Как это свойственно большинству мужчин, представление Каретникова об идеальной женщине не было однозначным. Когда осознанно, а когда и не отдавая себе отчета, к должному в жене и к должному в чужой женщине он относился по-разному.
Кроме приятной внешности, что было все же непременным условием и для жены, и для любой другой женщины, жене, как представлялось ему, достаточно было не быть дурой, не быть кокетливой, жить интересами мужа, детей, своего дома, проявлять некоторую пассивность в интимных желаниях. В чужой женщине его привлекал интеллект, и умное кокетство, и пылкость в интимных отношениях — то есть все то, что ему притягательно и интересно было вообще в женщине, но что, будь оно в собственной жене, создавало бы постоянное ощущение напряженности, беспокойства и тревоги за свое благополучие. Тут бы тогда все время тянуться надо было, приноравливаясь к другому человеку, что-то бы на себя взваливать, от чего-то в себе самом отказаться, а так...

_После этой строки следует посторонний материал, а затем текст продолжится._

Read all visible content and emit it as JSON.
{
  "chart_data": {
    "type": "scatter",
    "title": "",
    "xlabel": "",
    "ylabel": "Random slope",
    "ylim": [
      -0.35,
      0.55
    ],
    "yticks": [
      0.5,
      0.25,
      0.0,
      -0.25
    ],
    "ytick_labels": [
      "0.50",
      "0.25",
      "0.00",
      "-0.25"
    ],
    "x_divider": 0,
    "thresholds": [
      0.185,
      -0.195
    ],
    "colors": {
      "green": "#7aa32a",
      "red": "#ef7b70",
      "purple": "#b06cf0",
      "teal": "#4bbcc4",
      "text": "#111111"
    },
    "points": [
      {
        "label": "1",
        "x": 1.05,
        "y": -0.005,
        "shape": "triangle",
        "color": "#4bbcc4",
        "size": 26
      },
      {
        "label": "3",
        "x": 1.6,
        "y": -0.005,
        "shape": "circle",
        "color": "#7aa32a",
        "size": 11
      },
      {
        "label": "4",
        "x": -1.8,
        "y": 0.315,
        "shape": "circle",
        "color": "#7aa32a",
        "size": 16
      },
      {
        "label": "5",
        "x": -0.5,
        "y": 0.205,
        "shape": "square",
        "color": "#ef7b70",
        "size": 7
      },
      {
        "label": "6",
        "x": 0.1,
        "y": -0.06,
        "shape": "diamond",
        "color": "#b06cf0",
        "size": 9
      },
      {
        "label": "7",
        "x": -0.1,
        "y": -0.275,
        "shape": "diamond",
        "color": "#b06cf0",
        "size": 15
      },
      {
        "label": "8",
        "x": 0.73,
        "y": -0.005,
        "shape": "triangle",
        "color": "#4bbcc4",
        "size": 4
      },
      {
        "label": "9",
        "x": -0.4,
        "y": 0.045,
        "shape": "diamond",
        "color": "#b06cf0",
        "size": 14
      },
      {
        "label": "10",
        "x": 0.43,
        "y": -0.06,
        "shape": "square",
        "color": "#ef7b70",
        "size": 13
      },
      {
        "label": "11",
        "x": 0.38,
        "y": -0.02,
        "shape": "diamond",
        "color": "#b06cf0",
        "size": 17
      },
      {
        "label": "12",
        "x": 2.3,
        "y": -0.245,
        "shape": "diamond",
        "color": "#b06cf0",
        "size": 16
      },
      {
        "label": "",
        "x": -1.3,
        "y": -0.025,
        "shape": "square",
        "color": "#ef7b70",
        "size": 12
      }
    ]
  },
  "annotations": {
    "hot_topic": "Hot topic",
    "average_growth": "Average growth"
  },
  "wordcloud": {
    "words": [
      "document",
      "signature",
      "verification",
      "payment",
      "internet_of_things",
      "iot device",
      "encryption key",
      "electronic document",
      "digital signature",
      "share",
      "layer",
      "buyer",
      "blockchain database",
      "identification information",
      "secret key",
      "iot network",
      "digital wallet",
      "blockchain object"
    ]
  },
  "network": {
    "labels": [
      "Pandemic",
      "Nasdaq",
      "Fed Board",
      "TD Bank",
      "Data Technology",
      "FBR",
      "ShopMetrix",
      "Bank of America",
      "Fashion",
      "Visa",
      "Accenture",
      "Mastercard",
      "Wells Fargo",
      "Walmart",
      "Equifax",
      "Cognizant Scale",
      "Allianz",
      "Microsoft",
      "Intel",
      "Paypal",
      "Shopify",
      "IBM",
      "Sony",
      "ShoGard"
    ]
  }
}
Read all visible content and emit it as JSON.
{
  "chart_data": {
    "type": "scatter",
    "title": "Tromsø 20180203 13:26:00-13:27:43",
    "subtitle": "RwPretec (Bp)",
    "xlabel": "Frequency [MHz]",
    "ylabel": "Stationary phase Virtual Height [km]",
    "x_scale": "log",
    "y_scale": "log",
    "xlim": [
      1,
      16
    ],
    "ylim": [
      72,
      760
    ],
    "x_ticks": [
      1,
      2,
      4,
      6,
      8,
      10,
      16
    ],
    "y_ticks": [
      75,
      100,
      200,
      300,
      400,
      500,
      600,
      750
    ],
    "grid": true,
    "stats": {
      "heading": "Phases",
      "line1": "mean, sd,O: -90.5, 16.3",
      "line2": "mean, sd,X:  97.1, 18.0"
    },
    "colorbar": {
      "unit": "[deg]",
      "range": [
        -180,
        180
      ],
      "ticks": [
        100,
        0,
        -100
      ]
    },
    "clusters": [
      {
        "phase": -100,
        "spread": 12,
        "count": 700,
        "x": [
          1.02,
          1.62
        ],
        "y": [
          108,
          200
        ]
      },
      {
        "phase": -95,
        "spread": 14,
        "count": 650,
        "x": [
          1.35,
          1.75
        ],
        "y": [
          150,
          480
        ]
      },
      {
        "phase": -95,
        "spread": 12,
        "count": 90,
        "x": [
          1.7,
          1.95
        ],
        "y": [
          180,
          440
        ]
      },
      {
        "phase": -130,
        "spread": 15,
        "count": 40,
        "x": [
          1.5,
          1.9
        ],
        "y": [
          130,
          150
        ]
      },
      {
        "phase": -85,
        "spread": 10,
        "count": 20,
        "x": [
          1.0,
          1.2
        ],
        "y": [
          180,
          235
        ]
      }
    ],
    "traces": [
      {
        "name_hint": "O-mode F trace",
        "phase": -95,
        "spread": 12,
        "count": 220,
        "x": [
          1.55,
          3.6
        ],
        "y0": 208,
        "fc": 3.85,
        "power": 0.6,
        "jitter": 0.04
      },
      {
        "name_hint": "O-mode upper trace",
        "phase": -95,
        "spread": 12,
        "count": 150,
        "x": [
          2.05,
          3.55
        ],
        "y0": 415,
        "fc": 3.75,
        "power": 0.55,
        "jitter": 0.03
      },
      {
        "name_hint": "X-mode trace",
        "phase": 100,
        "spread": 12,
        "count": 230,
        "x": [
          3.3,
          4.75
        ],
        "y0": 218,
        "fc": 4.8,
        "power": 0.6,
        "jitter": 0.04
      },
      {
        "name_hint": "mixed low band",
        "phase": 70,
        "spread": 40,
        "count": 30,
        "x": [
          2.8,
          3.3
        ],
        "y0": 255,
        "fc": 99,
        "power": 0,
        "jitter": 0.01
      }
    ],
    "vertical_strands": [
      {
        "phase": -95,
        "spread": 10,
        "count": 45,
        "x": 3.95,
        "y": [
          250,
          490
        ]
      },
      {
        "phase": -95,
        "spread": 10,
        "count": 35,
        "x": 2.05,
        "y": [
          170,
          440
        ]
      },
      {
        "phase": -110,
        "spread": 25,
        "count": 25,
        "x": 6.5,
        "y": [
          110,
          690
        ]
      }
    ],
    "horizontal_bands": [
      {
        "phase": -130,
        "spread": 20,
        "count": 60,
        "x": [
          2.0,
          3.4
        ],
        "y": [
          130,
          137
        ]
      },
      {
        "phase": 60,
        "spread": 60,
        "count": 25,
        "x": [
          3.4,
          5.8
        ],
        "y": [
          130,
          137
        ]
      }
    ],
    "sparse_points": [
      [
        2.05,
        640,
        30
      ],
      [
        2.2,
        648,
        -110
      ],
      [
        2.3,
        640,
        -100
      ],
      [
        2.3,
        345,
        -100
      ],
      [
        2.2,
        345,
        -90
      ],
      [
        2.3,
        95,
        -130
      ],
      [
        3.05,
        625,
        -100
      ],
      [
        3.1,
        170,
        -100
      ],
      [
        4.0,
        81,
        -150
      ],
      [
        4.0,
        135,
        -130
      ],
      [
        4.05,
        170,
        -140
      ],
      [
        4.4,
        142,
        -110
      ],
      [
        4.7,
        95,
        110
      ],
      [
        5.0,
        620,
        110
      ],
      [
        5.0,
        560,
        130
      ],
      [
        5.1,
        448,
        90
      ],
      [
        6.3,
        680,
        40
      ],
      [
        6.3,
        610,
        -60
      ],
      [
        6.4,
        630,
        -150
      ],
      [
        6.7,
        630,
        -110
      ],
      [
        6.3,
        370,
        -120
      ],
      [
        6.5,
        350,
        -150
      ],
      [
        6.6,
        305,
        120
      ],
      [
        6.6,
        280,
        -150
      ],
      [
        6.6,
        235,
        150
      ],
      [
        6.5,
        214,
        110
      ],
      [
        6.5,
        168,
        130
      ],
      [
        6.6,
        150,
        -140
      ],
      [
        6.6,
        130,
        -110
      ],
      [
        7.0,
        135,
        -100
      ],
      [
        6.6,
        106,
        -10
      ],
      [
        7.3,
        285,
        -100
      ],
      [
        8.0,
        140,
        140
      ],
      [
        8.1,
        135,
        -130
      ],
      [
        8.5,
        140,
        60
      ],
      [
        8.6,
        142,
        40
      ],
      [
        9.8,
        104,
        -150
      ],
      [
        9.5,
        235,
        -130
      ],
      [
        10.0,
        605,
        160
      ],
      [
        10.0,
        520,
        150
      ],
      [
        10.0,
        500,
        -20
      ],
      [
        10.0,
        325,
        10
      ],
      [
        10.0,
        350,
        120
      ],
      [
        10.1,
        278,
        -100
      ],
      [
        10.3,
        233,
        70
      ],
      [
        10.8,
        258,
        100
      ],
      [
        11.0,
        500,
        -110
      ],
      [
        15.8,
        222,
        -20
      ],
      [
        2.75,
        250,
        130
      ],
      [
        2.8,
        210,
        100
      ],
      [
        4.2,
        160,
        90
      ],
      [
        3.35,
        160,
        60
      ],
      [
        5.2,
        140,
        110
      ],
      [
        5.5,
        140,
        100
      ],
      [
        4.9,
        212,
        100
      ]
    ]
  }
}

Нет, ему доставало, разумеется, и широты, и объективности, чтобы понимать, как жене нелегко порой — бывает, что даже и с ним ей нелегко, — но так уж у них сложилось в семье: весь дом, по сути, на ней одной. Мать его, Надежда Викентьевна, всегда жила прежде всего работой, руководила райздравом, была депутатом горсовета — между прочим, именно ее воспитанию и целеустремленности он-то и обязан и своими диссертациями, и всем, чего достиг к сорока годам, — а отец с утра до вечера пропадал в школе, допоздна засиживался потом на кухне, проверяя тетрадки с сочинениями, и вообще, как говорила мама, был «не от мира сего». Андрей Михайлович все больше склонялся к мысли, что, как может ни показаться странным на первый взгляд, вот эта преданность своей профессии как раз и помешала отцу подняться над простым — пусть и хорошим, и, по слухам, даже замечательным, — но все же только школьным учителем. Ему гораздо интереснее и важнее было что-то найти, чтобы рассказать потом об этом своим балбесам ученикам, которые через час все прочно забудут, чем сесть и все это написать. А он ведь и в архивах рылся, и в Публичке — половину своего отпуска там проводил каждый год, — но то, что он выискивал, выглядело как-то непонятно-странным: он всегда кого-то из давно забытых, или, как он говорил, «незаслуженно забытых», пытался вытащить на свет божий, «восстановить их доброе имя». Отцом, кажется, вообще двигал не столько научный поиск, не столько даже обычный человеческий интерес к прошлому, сколько какая-то странная жалость к этим забытым литераторам. Рассказывая об их судьбе, отец волновался, прямо-таки страдал — как за людей, которые живут рядом, на одной лестничной площадке, и ты их хорошо знаешь. Да нет, гораздо больше страдал, потому что соседей он, кажется, знал не так близко.
И ведь до смешного же доходило! Отец, всегда мягкий, деликатный, уступчивый, так люто ненавидел жену одного классика, как ненавидят только живого человека и только личного своего врага. А все потому, что этот классик просил ее выслать какие-то геморроидальные свечи, а она все забывала об этом в театральной своей суете. «Представляешь?! — возмущался отец. — Он — он! — там без этих свечей мучился, кровью исходил, а она, видите ли, за-бы-ва-ла!»
Уже скорее можно бы было понять возмущение отца своей собственной женой, когда мама забывала поинтересоваться отцом, его делами, рубашками, пуговицами, но тут-то как раз отец был покладистым и неприхотливым, и когда Андрей Михайлович, вспылив иногда, выговаривал маме, что отцу пора бы уже давно новую рубашку купить, — тут-то отец всегда заступался за нее, объяснял, что он и сам себе прекрасно может купить рубашку.
Андрей Михайлович даже жалел отца. Ну что он видел в жизни, кроме своей литературы?! Вот так пресно она и проходила, его жизнь, среди вечных тетрадок с сочинениями, среди учеников, которые потом, через десяток-другой лет после школы, легко перерастали своего бывшего учителя и приезжали на традиционные вечера встреч кандидатами и докторами наук — случалось, что и в области той же самой литературы, которую отец так преданно и бескорыстно любил...
А вот Лене надо и здесь отдать должное: она еще и за отцом поспевала смотреть. Никогда ей не было в тягость пришить свекру пуговицу, простирнуть и отгладить рубашку, вовремя ужин подать. Впрочем, тут, вероятно, дело еще и просто в самом характере, в какой-то постоянной готовности заботиться о других. Лена по складу своему вообще женщина глубоко семейная, и эту черту ее он оценивал вполне по достоинству.